Coming into office with the mantel of a fiscal and religiously conservative democrat, Alvin Brown has not engendered the enthusiasm one would expect from also being Jacksonville’s first African American Mayor. After taking office Brown fired, not only high level administrative employees, but low level employees earning less that $40,000 a year. This did not endear him to the masses.
Mayor Brown, through his negotiator Derrel Chatmon, continues to insist on direct talks with the Police and Fire Unions. This hard nosed tactic could end up in the hands of the Jacksonville City Council. A place that this observer would think is not a good place for the Mayor’s team.
The Mayor and his city are facing a “fiscal cliff” of their own. Like so many cities around the country Jacksonville leaders negotiated contracts with their municipal unions when the times were good. Jacksonville complicated its own agreement, by spending the pension money on other things, rather than investing it back into the pension plan.
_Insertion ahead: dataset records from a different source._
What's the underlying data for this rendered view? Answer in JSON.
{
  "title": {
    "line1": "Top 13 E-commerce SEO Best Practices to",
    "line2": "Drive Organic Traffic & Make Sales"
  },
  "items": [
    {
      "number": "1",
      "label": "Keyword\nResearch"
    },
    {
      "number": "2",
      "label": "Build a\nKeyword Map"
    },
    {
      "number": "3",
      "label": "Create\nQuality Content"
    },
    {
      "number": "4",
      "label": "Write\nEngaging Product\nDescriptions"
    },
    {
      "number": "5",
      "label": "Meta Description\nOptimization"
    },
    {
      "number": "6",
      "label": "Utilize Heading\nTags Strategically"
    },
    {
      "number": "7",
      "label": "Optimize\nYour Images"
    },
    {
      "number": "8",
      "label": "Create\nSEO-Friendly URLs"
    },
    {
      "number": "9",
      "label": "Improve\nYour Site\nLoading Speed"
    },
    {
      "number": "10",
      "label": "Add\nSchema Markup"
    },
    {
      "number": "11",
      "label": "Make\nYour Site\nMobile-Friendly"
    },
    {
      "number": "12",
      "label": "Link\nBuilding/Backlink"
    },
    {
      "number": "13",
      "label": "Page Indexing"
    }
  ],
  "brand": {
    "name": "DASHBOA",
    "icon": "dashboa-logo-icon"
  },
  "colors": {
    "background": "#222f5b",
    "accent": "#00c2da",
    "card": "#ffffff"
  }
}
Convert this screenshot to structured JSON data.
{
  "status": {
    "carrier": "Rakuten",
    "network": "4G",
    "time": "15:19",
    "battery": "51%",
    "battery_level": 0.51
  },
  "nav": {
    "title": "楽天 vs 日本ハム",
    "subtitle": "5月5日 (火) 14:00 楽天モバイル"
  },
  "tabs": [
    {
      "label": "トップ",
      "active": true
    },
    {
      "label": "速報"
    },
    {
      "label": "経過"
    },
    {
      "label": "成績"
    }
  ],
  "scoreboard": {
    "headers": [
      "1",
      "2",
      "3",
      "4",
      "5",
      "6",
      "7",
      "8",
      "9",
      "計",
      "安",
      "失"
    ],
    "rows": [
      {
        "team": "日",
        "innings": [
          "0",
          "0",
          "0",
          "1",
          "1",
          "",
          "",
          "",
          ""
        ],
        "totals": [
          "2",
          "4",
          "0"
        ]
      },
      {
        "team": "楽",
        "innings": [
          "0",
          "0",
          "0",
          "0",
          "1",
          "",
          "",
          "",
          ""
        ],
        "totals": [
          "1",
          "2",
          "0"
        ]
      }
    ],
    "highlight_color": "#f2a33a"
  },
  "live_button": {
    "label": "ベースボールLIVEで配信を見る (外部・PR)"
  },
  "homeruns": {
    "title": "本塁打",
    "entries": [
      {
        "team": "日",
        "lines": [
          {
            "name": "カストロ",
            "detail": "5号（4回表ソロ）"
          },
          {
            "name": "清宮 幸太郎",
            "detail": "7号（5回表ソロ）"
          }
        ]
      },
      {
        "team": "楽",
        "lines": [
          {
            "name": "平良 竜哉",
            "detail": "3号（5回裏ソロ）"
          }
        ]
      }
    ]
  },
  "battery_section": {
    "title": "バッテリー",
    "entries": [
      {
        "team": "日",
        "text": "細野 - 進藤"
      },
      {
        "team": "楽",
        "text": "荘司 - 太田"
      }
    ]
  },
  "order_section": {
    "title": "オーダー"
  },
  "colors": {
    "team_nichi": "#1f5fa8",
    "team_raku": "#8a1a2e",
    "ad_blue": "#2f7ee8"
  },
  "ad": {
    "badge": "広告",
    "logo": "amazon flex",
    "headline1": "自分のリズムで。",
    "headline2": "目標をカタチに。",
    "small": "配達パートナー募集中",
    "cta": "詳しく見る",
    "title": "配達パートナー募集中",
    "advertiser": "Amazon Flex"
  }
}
Who sits on this Pension Fund?
Walter Bussells, former JEA CEO
Nathaniel Glover, President of Edward Waters College and former Jacksonville Sheriff
Adam Herbert, former President of the University of North Florida.
Plus a firefighter and a police officer.
The Mayor, through his negotiator, insists on negotiating directly with the unions. This is a straw man tactic in that members of the Police and Firemen’s Union would be in the room during any “negotiations” with the Mayor’s office and would be in direct consultation with their own pension fund regardless of who was negotiating.
But here is the thing, if these “non-discussions” continue as they are and can’t be settled in an adult fashion, even by a mediator, the matter goes to the Jacksonville City Council for discussion and determination on who gets what in the pension battle. Both unions strongly support many of the Council members who now hold office. Are they willing to lose this support going forward?
Most are republicans, strong on defense(police and fire), who recognize that it was not the unions that put Jacksonville in the position it finds itself, but past administrations who did not keep the faith.
So what dog does the taxpayer have in this fiscal fight? Either the share of retirement money going to police and firemen gets cut going forward, or the share of other city services gets cut. The problem? These Police and Firemen are also citizens and taxpayers. They get a say in what happens to them.
The Mayor has proven himself to be a proud fiscal conservative who will stop at nothing to trim government and reshape it into his own image. He has also shown that he will move at his own pace in decision making unless pressured otherwise. The decision to pick SMG over Global Spectrum to manage city public facilities was the choice of Jaguars owner Shad Khan, not Mayor Alvin Brown.
Score this round with the Unions holding a one point lead.